Filmar "un peliculón" apelando a los clásicos desde lo contemporáneo o explorar la puesta en escena, la narrativa y el montaje para trascender, inspiración o trabajo duro mediante, la categoría de película a la de obra artística.
De las películas que compiten en Sección Oficial en el Festival de Sitges, se puede decir que una buen porcentaje invoca al "peliculón", aunque sea en aspiraciones más que en resultados. Tras otra porción del pastel de entretenimiento salvaje y evisceración compulsiva, queda un pequeño espacio para el cine de autor fantástico que, en otras ediciones, ha dejado lisergias indescriptibles como Holly Motors (Leos Carax) o experiencias vibrantes y desconcertantes como Cemetery of Splendour (Apichatpong Weerasethakul).
Este año, por el momento, cabe destacar entre ese cine A ghost story (David Lowery) y The killing of a sacred deer (Yorgos Lanthimos). Ninguna de las dos se sitúa en una vanguardia real de riesgo categórico, pero ambas caminan por una línea difícil para sus realizadores, que separa lo trascendente de lo ridículo o lo profundo de lo cursi.
Cursi podría haber sido A ghost story con tan solo una pizca más de recreación a lo Terrence Malick en las carantoñas y desavenencias entre Cassey Affleck y Rooney Mara. Pero esta historia sobre la pérdida en el seno de la pareja no teme al tiempo muerto ni al silencio en la imagen, lo que le permite liberarse de la necesidad de encandilar al espectador con el perfume de cine formulario estilo Sundance y supurar, en su lugar, una tristeza de calado alejada de la pose.
La trama gira en torno a la muerte de Affleck en un accidente de coche y su despertar como fantasma de sábana blanca. No estamos en el género de la broma trascendental, por si a alguien le ha venido a la cabeza Finisterrae, de Sergio Caballero, y sus fantasmas deambulatorios. Sí en el drama íntimo que utiliza el humor como contrapeso y que con la elección del fantasma icónico, clásico, pone sobre la mesa su autoconciencia como película reflexiva sobre el género de fantasmas, desde fuera del género. Aquí los fenómenos sobrenaturales transcurren lejos del cine de terror, cerca del vacío nostálgico en el que habita distante ese observador blanco con dos rendijas por ojos. La figura del fantasma se dibuja como símbolo de la necesidad de permanencia tras la muerte, de negación de la desaparición y el olvido, entreverada de la espesura del amor como intangible que sobrevive en los espacios a través del tiempo, atrapando en el limbo a sus fieles.
Quizás ése es el mayor acierto de A ghost story: su voluntad de ir más allá de la historia íntima, hacia la universal —cósmica, en la película—, a través de la narrativa transtemporal que sigue el rastro histórico de la construcción de la casa en un contexto de conflicto violento hasta su reconversión en gélido edificio de grandes oficinas, en donde no hay lugar para las presencias invisibles del misterio.
También el misterio se encuentra en el centro de The killing of a sacred deer. En este caso, es un cirujano y padre de familia (Colin Farrell) y su mujer (Nicole Kidman), quienes tendrán que enfrentarse a un joven que se revela como fuerza del mal puro, cuyo poder está más allá de la lógica científica. Ecos de los personajes perversos y ominpotentes que controlaban hasta la imagen de sus capturados en Funny Games de Michael Haneke, con la culpa (en Haneke burguesa, aquí profesional pero con salpicaduras de clase) como terreno fertilizado para la tragedia.

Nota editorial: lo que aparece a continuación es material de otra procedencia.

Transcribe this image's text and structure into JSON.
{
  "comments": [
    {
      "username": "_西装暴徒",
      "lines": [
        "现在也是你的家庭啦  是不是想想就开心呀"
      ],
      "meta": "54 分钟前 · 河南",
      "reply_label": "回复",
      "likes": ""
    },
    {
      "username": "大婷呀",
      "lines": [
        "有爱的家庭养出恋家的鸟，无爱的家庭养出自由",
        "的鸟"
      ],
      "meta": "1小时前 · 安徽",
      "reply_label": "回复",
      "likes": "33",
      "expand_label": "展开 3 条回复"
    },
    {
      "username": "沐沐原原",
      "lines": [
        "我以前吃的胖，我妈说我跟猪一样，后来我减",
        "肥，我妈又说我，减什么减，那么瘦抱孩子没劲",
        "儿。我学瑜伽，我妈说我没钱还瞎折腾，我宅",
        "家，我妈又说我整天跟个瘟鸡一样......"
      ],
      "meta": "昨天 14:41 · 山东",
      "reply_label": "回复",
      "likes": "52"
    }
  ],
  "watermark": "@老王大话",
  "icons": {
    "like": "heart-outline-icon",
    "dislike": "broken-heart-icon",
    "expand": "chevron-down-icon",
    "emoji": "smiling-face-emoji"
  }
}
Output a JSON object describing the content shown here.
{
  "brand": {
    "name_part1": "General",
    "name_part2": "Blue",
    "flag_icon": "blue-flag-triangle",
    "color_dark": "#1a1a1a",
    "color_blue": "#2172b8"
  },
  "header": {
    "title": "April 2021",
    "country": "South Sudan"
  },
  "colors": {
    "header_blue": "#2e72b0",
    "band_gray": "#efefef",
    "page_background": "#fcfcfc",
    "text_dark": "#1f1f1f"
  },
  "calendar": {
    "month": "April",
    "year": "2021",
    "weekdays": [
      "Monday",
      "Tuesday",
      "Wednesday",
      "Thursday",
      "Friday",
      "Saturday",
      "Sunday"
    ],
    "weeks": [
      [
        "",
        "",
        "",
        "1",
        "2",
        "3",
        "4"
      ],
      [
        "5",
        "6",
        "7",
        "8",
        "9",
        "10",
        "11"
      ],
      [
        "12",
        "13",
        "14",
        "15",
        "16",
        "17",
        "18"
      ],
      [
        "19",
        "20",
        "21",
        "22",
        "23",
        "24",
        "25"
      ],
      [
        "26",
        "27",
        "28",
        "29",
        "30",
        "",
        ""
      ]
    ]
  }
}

Clima tóxico, aire entre grandilocuente (grandes angulares por doquier) y analítico (primeros planos incisivos) para imágenes con poso pero sin hondura. Lanthimos está interesado en contar lo peor del ser humano. Y eso es de agradecer. Cuando esa narrativa de la crueldad, la cobardía y el miedo dibujan, como en Bergman, la complejidad de lo humano y no se recrean en su mediocridad de salón.
En Canino, Lanthimos epató con una historia sobre la familia como núcleo del horror, pero ya allí se apuntaba un gusto por la presentación y representación de las situaciones terribles más que por su comprensión.
Es una fina línea la que separa aquello que atraviesa el espíritu de aquello que produce en él una mueca de mero asco o una contracción.